I’ve been away from writing for awhile: four whole noisy, long, life-filled weeks. While I’ve enjoyed every moment of family time and productive work assignments, I ache to get back to my writing project. And yet, I had to look myself squarely in the face—I’ve been procrastinating. So, I blocked off my schedule today to fill my mind with other writer’s wisdom and heart-grabbing storytelling, which I interrupted with good old-fashioned pacing and nail-chewing. Thinking. Thinking. Always thinking.
I fall into this writerly posture, which, to me, is also procrastination. Truth-slayer here, I fall into this because I don’t have a clear habit or routine—yet. If you know me well, you know I pretty much detest routine. It reeks of rut, and I hate ruts. Because they’re darn hard to get out of.
Life Ruts and Writing Routines
I wrecked a car like that once. Drifted off the shoulder just a few inches too far and my right side tires slipped into the dewy edge of a farmer’s field. I didn’t have enough experience to pull out of it quickly, or avoid it for that matter. The telephone poles also lined that rut and I sideswiped one. The moments before metal crunched against rock-solid, creosote-soaked wood, I desperately tried to get back onto the road. My front tire obeyed, but my back tire kept slipping in and out of the rut. It was maddening. I wasn’t hurt, but my mom’s new K-car (the first new car I ever remember us having) was totaled. I managed to drive another few hundred yards to pull into an old gas station where I sat until my Dad showed up.

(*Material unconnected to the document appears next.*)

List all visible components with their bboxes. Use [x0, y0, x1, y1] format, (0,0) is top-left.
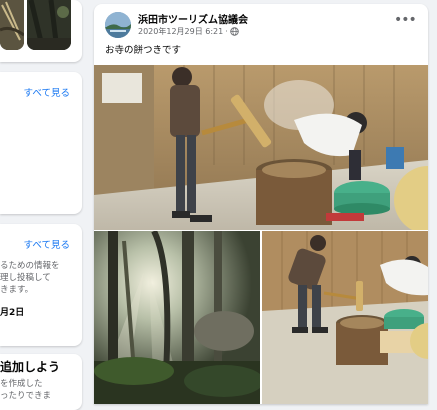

I expected a thorough cross-examination, but he just said, “as long as you’re okay.” I was shaken up and embarrassed, filled with anxiety at what kind of money I just cost my parents simply because I had leaned across the seat to catch something that was falling. I don’t remember what it was. Clearly nothing valuable, just something that distracted me. I took my eyes off the road for a second, and fifteen minutes later my school bus rolled by with 50 pairs of familiar eyeballs witnessing my shame. That was also a good day at school…ah, teenage-hood, wasn’t it grand?
Here I am today…eyes off the writing road, slipped into a rut that is reluctant to let go, distracted by things that don’t matter, and feeling…awkward. The only thing I don’t feel is embarrassment, because I know this happens when I take too much time off. Thankfully, I’ve got enough writing under my belt to avoid the metaphoric telephone poles.

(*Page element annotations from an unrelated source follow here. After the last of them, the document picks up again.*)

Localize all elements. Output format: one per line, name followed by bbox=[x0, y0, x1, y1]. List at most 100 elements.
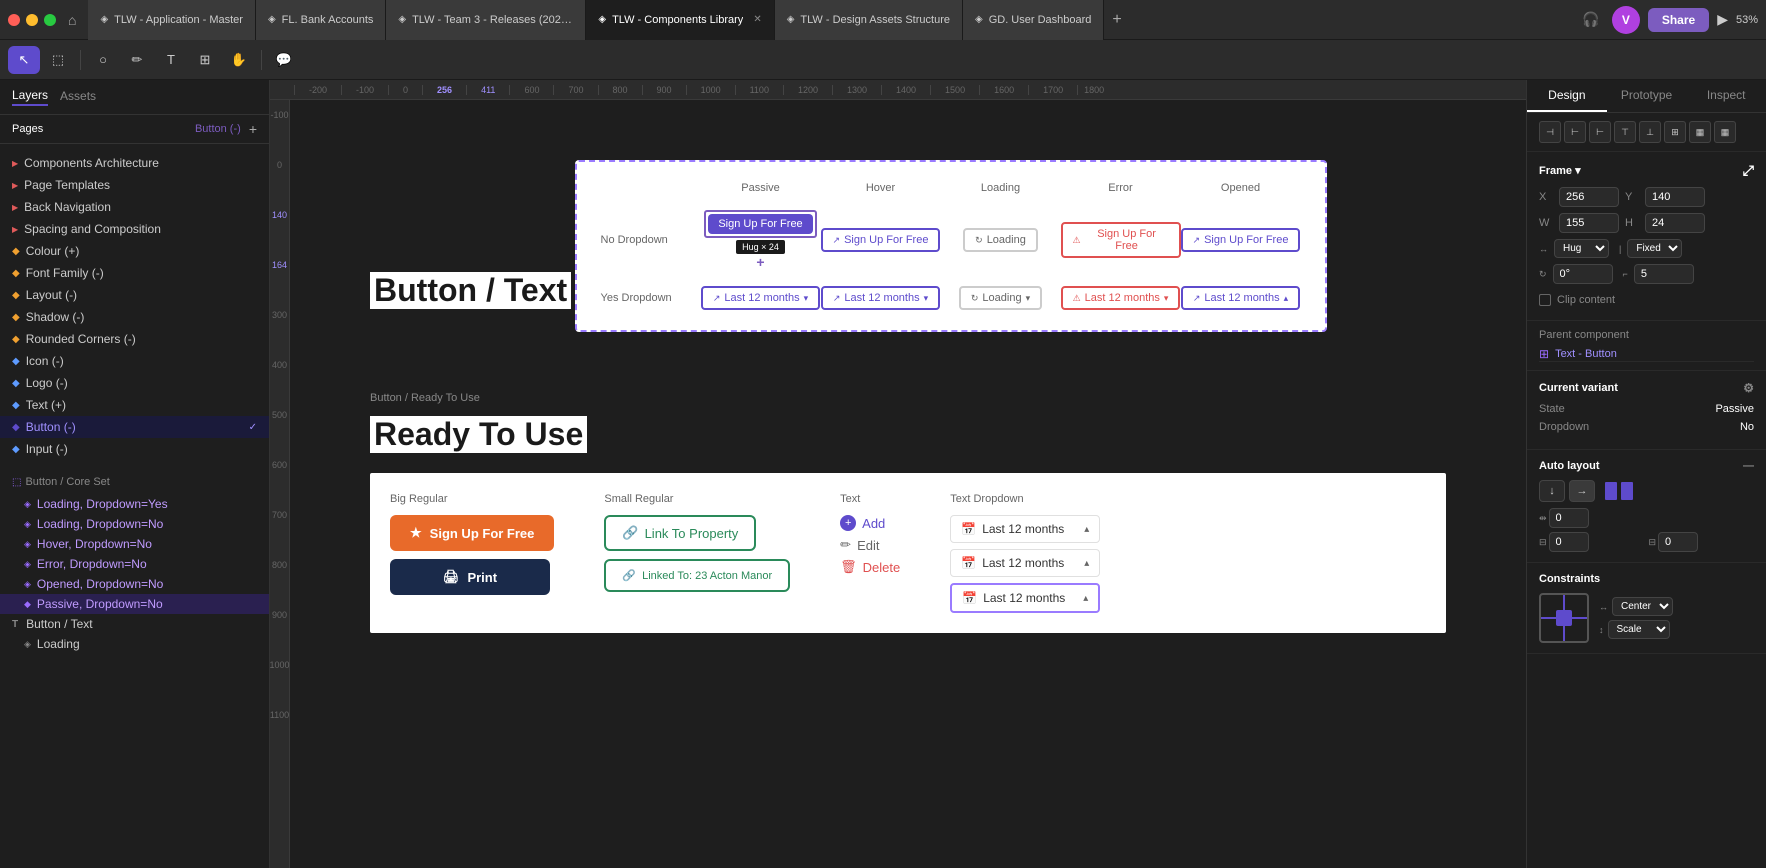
component-tool[interactable]: ⊞ bbox=[189, 46, 221, 74]
page-item-font[interactable]: ◆ Font Family (-) bbox=[0, 262, 269, 284]
corner-input[interactable] bbox=[1634, 264, 1694, 284]
clip-checkbox[interactable] bbox=[1539, 294, 1551, 306]
cell-opened-yes-dropdown[interactable]: ↗ Last 12 months ▴ bbox=[1181, 286, 1301, 310]
al-right-arrow[interactable]: → bbox=[1569, 480, 1595, 502]
page-item-button[interactable]: ◆ Button (-) ✓ bbox=[0, 416, 269, 438]
home-icon[interactable]: ⌂ bbox=[68, 12, 76, 28]
page-item-back-nav[interactable]: ▶ Back Navigation bbox=[0, 196, 269, 218]
shape-tool[interactable]: ○ bbox=[87, 46, 119, 74]
h-constraint-select[interactable]: Center Left Right Scale bbox=[1612, 597, 1673, 616]
opened-button[interactable]: ↗ Sign Up For Free bbox=[1181, 228, 1301, 252]
dropdown-widget-3[interactable]: 📅 Last 12 months ▴ bbox=[950, 583, 1100, 613]
loading-button[interactable]: ↻ Loading bbox=[963, 228, 1038, 252]
frame-tool[interactable]: ⬚ bbox=[42, 46, 74, 74]
comment-tool[interactable]: 💬 bbox=[268, 46, 300, 74]
error-button[interactable]: ⚠ Sign Up For Free bbox=[1061, 222, 1181, 258]
page-item-input[interactable]: ◆ Input (-) bbox=[0, 438, 269, 460]
h-input[interactable] bbox=[1645, 213, 1705, 233]
edit-button[interactable]: ✏ Edit bbox=[840, 537, 879, 553]
align-left-icon[interactable]: ⊣ bbox=[1539, 121, 1561, 143]
design-tab[interactable]: Design bbox=[1527, 80, 1607, 112]
page-item-components-arch[interactable]: ▶ Components Architecture bbox=[0, 152, 269, 174]
user-avatar[interactable]: V bbox=[1612, 6, 1640, 34]
dropdown-opened-button[interactable]: ↗ Last 12 months ▴ bbox=[1181, 286, 1300, 310]
tab-app[interactable]: ◈ TLW - Application - Master bbox=[88, 0, 255, 40]
play-button[interactable]: ▶ bbox=[1717, 11, 1728, 28]
cell-hover-no-dropdown[interactable]: ↗ Sign Up For Free bbox=[821, 228, 941, 252]
minimize-button[interactable] bbox=[26, 14, 38, 26]
al-down-arrow[interactable]: ↓ bbox=[1539, 480, 1565, 502]
cell-loading-yes-dropdown[interactable]: ↻ Loading ▾ bbox=[941, 286, 1061, 310]
gap-input[interactable] bbox=[1549, 508, 1589, 528]
layer-loading[interactable]: ◈ Loading bbox=[0, 634, 269, 654]
dropdown-widget-1[interactable]: 📅 Last 12 months ▴ bbox=[950, 515, 1100, 543]
variant-options-icon[interactable]: ⚙ bbox=[1743, 381, 1754, 395]
page-item-shadow[interactable]: ◆ Shadow (-) bbox=[0, 306, 269, 328]
rotation-input[interactable] bbox=[1553, 264, 1613, 284]
delete-button[interactable]: 🗑 Delete bbox=[840, 559, 900, 575]
text-tool[interactable]: T bbox=[155, 46, 187, 74]
layer-button-text[interactable]: T Button / Text bbox=[0, 614, 269, 634]
cell-opened-no-dropdown[interactable]: ↗ Sign Up For Free bbox=[1181, 228, 1301, 252]
page-item-logo[interactable]: ◆ Logo (-) bbox=[0, 372, 269, 394]
dropdown-passive-button[interactable]: ↗ Last 12 months ▾ bbox=[701, 286, 820, 310]
print-button[interactable]: 🖨 Print bbox=[390, 559, 550, 595]
dropdown-error-button[interactable]: ⚠ Last 12 months ▾ bbox=[1061, 286, 1181, 310]
distribute-v-icon[interactable]: ▦ bbox=[1714, 121, 1736, 143]
align-top-icon[interactable]: ⊤ bbox=[1614, 121, 1636, 143]
align-bottom-icon[interactable]: ⊞ bbox=[1664, 121, 1686, 143]
page-item-colour[interactable]: ◆ Colour (+) bbox=[0, 240, 269, 262]
tab-components[interactable]: ◈ TLW - Components Library ✕ bbox=[586, 0, 774, 40]
v-constraint-select[interactable]: Scale Top Bottom Center bbox=[1608, 620, 1670, 639]
page-item-templates[interactable]: ▶ Page Templates bbox=[0, 174, 269, 196]
tab-team[interactable]: ◈ TLW - Team 3 - Releases (2022-2023) bbox=[386, 0, 586, 40]
page-item-text[interactable]: ◆ Text (+) bbox=[0, 394, 269, 416]
prototype-tab[interactable]: Prototype bbox=[1607, 80, 1687, 112]
link-property-button[interactable]: 🔗 Link To Property bbox=[604, 515, 756, 551]
page-item-rounded[interactable]: ◆ Rounded Corners (-) bbox=[0, 328, 269, 350]
layer-error-no[interactable]: ◈ Error, Dropdown=No bbox=[0, 554, 269, 574]
cell-loading-no-dropdown[interactable]: ↻ Loading bbox=[941, 228, 1061, 252]
x-input[interactable] bbox=[1559, 187, 1619, 207]
pen-tool[interactable]: ✏ bbox=[121, 46, 153, 74]
cell-hover-yes-dropdown[interactable]: ↗ Last 12 months ▾ bbox=[821, 286, 941, 310]
new-tab-button[interactable]: + bbox=[1104, 11, 1129, 29]
signup-passive-button[interactable]: Sign Up For Free bbox=[708, 214, 812, 234]
linked-button[interactable]: 🔗 Linked To: 23 Acton Manor bbox=[604, 559, 790, 592]
close-button[interactable] bbox=[8, 14, 20, 26]
layer-passive-no[interactable]: ◆ Passive, Dropdown=No bbox=[0, 594, 269, 614]
layers-tab[interactable]: Layers bbox=[12, 88, 48, 106]
dropdown-loading-button[interactable]: ↻ Loading ▾ bbox=[959, 286, 1042, 310]
hand-tool[interactable]: ✋ bbox=[223, 46, 255, 74]
signup-orange-button[interactable]: ★ Sign Up For Free bbox=[390, 515, 554, 551]
align-center-h-icon[interactable]: ⊢ bbox=[1564, 121, 1586, 143]
hug-select[interactable]: Hug Fixed Fill bbox=[1554, 239, 1609, 258]
page-item-icon[interactable]: ◆ Icon (-) bbox=[0, 350, 269, 372]
al-minus-icon[interactable]: — bbox=[1743, 460, 1754, 472]
share-button[interactable]: Share bbox=[1648, 8, 1709, 32]
move-tool[interactable]: ↖ bbox=[8, 46, 40, 74]
cell-error-yes-dropdown[interactable]: ⚠ Last 12 months ▾ bbox=[1061, 286, 1181, 310]
tab-design-assets[interactable]: ◈ TLW - Design Assets Structure bbox=[775, 0, 963, 40]
layer-opened-no[interactable]: ◈ Opened, Dropdown=No bbox=[0, 574, 269, 594]
pad-right-input[interactable] bbox=[1658, 532, 1698, 552]
distribute-h-icon[interactable]: ▦ bbox=[1689, 121, 1711, 143]
layer-loading-no[interactable]: ◈ Loading, Dropdown=No bbox=[0, 514, 269, 534]
add-button[interactable]: + Add bbox=[840, 515, 885, 531]
page-item-spacing[interactable]: ▶ Spacing and Composition bbox=[0, 218, 269, 240]
fixed-select[interactable]: Fixed Hug Fill bbox=[1627, 239, 1682, 258]
align-right-icon[interactable]: ⊢ bbox=[1589, 121, 1611, 143]
dropdown-widget-2[interactable]: 📅 Last 12 months ▴ bbox=[950, 549, 1100, 577]
cell-passive-yes-dropdown[interactable]: ↗ Last 12 months ▾ bbox=[701, 286, 821, 310]
cell-passive-no-dropdown[interactable]: Sign Up For Free Hug × 24 + bbox=[701, 210, 821, 270]
page-item-layout[interactable]: ◆ Layout (-) bbox=[0, 284, 269, 306]
layer-loading-yes[interactable]: ◈ Loading, Dropdown=Yes bbox=[0, 494, 269, 514]
cell-error-no-dropdown[interactable]: ⚠ Sign Up For Free bbox=[1061, 222, 1181, 258]
parent-comp-label[interactable]: Text - Button bbox=[1555, 348, 1617, 360]
headphones-icon[interactable]: 🎧 bbox=[1578, 7, 1603, 32]
dropdown-hover-button[interactable]: ↗ Last 12 months ▾ bbox=[821, 286, 940, 310]
expand-icon[interactable]: ⤢ bbox=[1743, 162, 1754, 179]
signup-hover-button[interactable]: ↗ Sign Up For Free bbox=[821, 228, 941, 252]
inspect-tab[interactable]: Inspect bbox=[1686, 80, 1766, 112]
add-page-icon[interactable]: + bbox=[249, 121, 257, 137]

This is what it’s like to carry around a creative passion as a grown-up.
I don’t have to go to school and face all of my jeering classmates, because I don’t have any. With our group, though, we are supporters, not finger-pointers. I’ve written long enough to trust that I’ll get better and better at getting back to the journey quickly…most likely with a bit more routine in my life. Is “routine” a four-letter word? But, quickly, is the key word.

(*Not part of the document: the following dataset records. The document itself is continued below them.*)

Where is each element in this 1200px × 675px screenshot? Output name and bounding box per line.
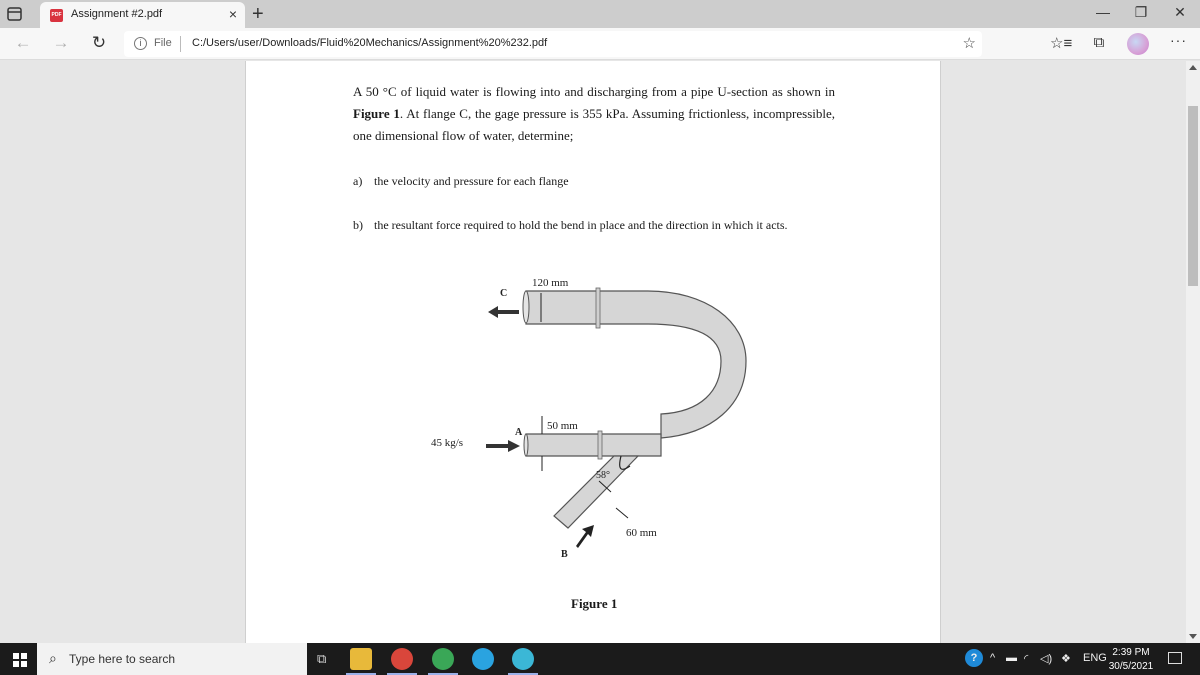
problem-statement: A 50 °C of liquid water is flowing into … (353, 81, 835, 147)
url-text[interactable]: C:/Users/user/Downloads/Fluid%20Mechanic… (192, 37, 547, 49)
problem-line-2: . At flange C, the gage pressure is 355 … (353, 106, 835, 143)
pdf-viewer: A 50 °C of liquid water is flowing into … (0, 61, 1200, 643)
new-tab-button[interactable]: + (252, 2, 264, 26)
file-explorer-icon[interactable] (350, 648, 372, 670)
favorites-icon[interactable]: ☆≡ (1050, 34, 1072, 52)
windows-logo-icon (13, 661, 19, 667)
arrow-c-outflow (488, 306, 519, 318)
dropbox-icon[interactable]: ❖ (1061, 652, 1071, 665)
edge-icon[interactable] (512, 648, 534, 670)
windows-logo-icon (21, 653, 27, 659)
question-item-b: b) the resultant force required to hold … (353, 218, 788, 233)
close-window-button[interactable]: ✕ (1170, 4, 1190, 21)
reload-button[interactable]: ↻ (88, 33, 110, 53)
tab-assignment-pdf[interactable]: PDF Assignment #2.pdf × (40, 2, 245, 28)
taskbar-search-box[interactable]: ⌕ Type here to search (37, 643, 307, 675)
chrome-profile-1-icon[interactable] (391, 648, 413, 670)
tab-close-button[interactable]: × (229, 6, 237, 22)
figure-reference: Figure 1 (353, 106, 400, 121)
clock-time: 2:39 PM (1112, 647, 1150, 658)
tab-title: Assignment #2.pdf (71, 8, 163, 20)
start-button[interactable] (13, 653, 27, 667)
tab-strip: PDF Assignment #2.pdf × + — ❐ ✕ (0, 0, 1200, 28)
label-b: B (561, 549, 568, 560)
task-view-icon[interactable]: ⧉ (317, 651, 326, 667)
forward-button[interactable]: → (50, 33, 72, 53)
windows-taskbar: ⌕ Type here to search ⧉ ? ^ ▬ ◜ ◁) ❖ ENG… (0, 643, 1200, 675)
clock[interactable]: 2:39 PM 30/5/2021 (1108, 646, 1154, 674)
question-item-a: a) the velocity and pressure for each fl… (353, 174, 569, 189)
windows-logo-icon (21, 661, 27, 667)
flange-lower (597, 430, 603, 460)
label-dia-c: 120 mm (532, 277, 569, 289)
arrow-b-inflow (576, 525, 594, 548)
scroll-down-arrow[interactable] (1189, 634, 1197, 639)
clock-date: 30/5/2021 (1108, 661, 1154, 672)
pipe-lower (525, 433, 662, 457)
search-icon: ⌕ (49, 650, 57, 666)
scroll-up-arrow[interactable] (1189, 65, 1197, 70)
item-label: b) (353, 218, 363, 232)
problem-line-1: A 50 °C of liquid water is flowing into … (353, 84, 835, 99)
telegram-icon[interactable] (472, 648, 494, 670)
pipe-end-c (522, 290, 530, 324)
pipe-upper (525, 290, 747, 439)
add-favorite-icon[interactable]: ☆ (963, 34, 976, 52)
item-text: the resultant force required to hold the… (374, 218, 788, 232)
label-angle: 58° (596, 470, 610, 481)
chrome-profile-2-icon[interactable] (432, 648, 454, 670)
wifi-icon[interactable]: ◜ (1024, 652, 1028, 665)
arrow-a-inflow (486, 440, 520, 452)
profile-avatar[interactable] (1127, 33, 1149, 55)
pdf-page: A 50 °C of liquid water is flowing into … (245, 61, 941, 643)
browser-toolbar: ← → ↻ i File C:/Users/user/Downloads/Flu… (0, 28, 1200, 60)
restore-button[interactable]: ❐ (1131, 4, 1151, 21)
volume-icon[interactable]: ◁) (1040, 652, 1052, 665)
figure-caption: Figure 1 (571, 596, 618, 611)
pipe-branch (553, 455, 640, 529)
address-separator (180, 36, 181, 52)
address-bar[interactable]: i File C:/Users/user/Downloads/Fluid%20M… (124, 31, 982, 57)
label-dia-b: 60 mm (626, 527, 657, 539)
chevron-up-icon[interactable]: ^ (990, 652, 995, 664)
dim-arrow-b2 (615, 507, 629, 519)
notification-center-icon[interactable] (1168, 652, 1182, 664)
u-pipe-figure: 120 mm C 50 mm A 45 kg/s 58° 60 mm B (431, 277, 747, 560)
tab-actions-button[interactable] (6, 6, 24, 22)
back-button[interactable]: ← (12, 33, 34, 53)
info-icon[interactable]: i (134, 37, 147, 50)
more-menu-button[interactable]: ··· (1170, 32, 1187, 48)
help-icon[interactable]: ? (965, 649, 983, 667)
item-text: the velocity and pressure for each flang… (374, 174, 569, 188)
scheme-label: File (154, 37, 172, 49)
label-mass-flow: 45 kg/s (431, 437, 463, 449)
collections-icon[interactable]: ⧉ (1088, 34, 1110, 51)
label-dia-a: 50 mm (547, 420, 578, 432)
battery-icon[interactable]: ▬ (1006, 652, 1017, 664)
language-indicator[interactable]: ENG (1083, 652, 1107, 664)
tab-actions-icon (7, 7, 22, 21)
minimize-button[interactable]: — (1093, 4, 1113, 20)
pdf-icon: PDF (50, 9, 63, 22)
pipe-end-a (523, 433, 529, 457)
item-label: a) (353, 174, 363, 188)
vertical-scrollbar[interactable] (1186, 61, 1200, 643)
search-placeholder: Type here to search (69, 652, 176, 666)
flange-upper (595, 287, 601, 329)
label-c: C (500, 288, 507, 299)
label-a: A (515, 427, 523, 438)
windows-logo-icon (13, 653, 19, 659)
scroll-thumb[interactable] (1188, 106, 1198, 286)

As one year ends and another—thankfully—begins, I’m turning my attention again to process. Without a solid process (or routine) to fill up blank pages, we can fall prey to procrastination and self-doubt. We pay too much attention to the non-essential things in our lives that are sliding around. Let the non-essentials slide, because what do you want more?
So, I told myself this today: just write. Do not go to sleep tonight without having written something. Like this: close off the world for a set time: two minutes to get started, forty-five to draft a thought or scene.
I know how to do this. I coach other writers. This time, it meant closing my Poets and Writers magazine, shutting the door of my writing room, and putting myself on assignment to write some whole thought that would encourage fellow writers to rev the engine and get back to the journey, too. In this, I know I am not alone.
Seize the Moment With 2 Minutes a Day
Seize the moment. Two minutes a day will get you back to it. Write longer once you get in the flow again. Moving forward, block off time daily on your calendar. Automatically, you will begin to schedule other necessary things around that time. Writing is like any other beneficial practice, it thrives with consistency and friction and preference. Lean into it—it’s what you want anyway or you wouldn’t be reading this. I had you at “procrastination,” didn’t I?
Looky there, I just wrote something. 🙂
Need a nudge to start writing again? Do a few “Fast-writes” or “Stream of Consciousness” writing.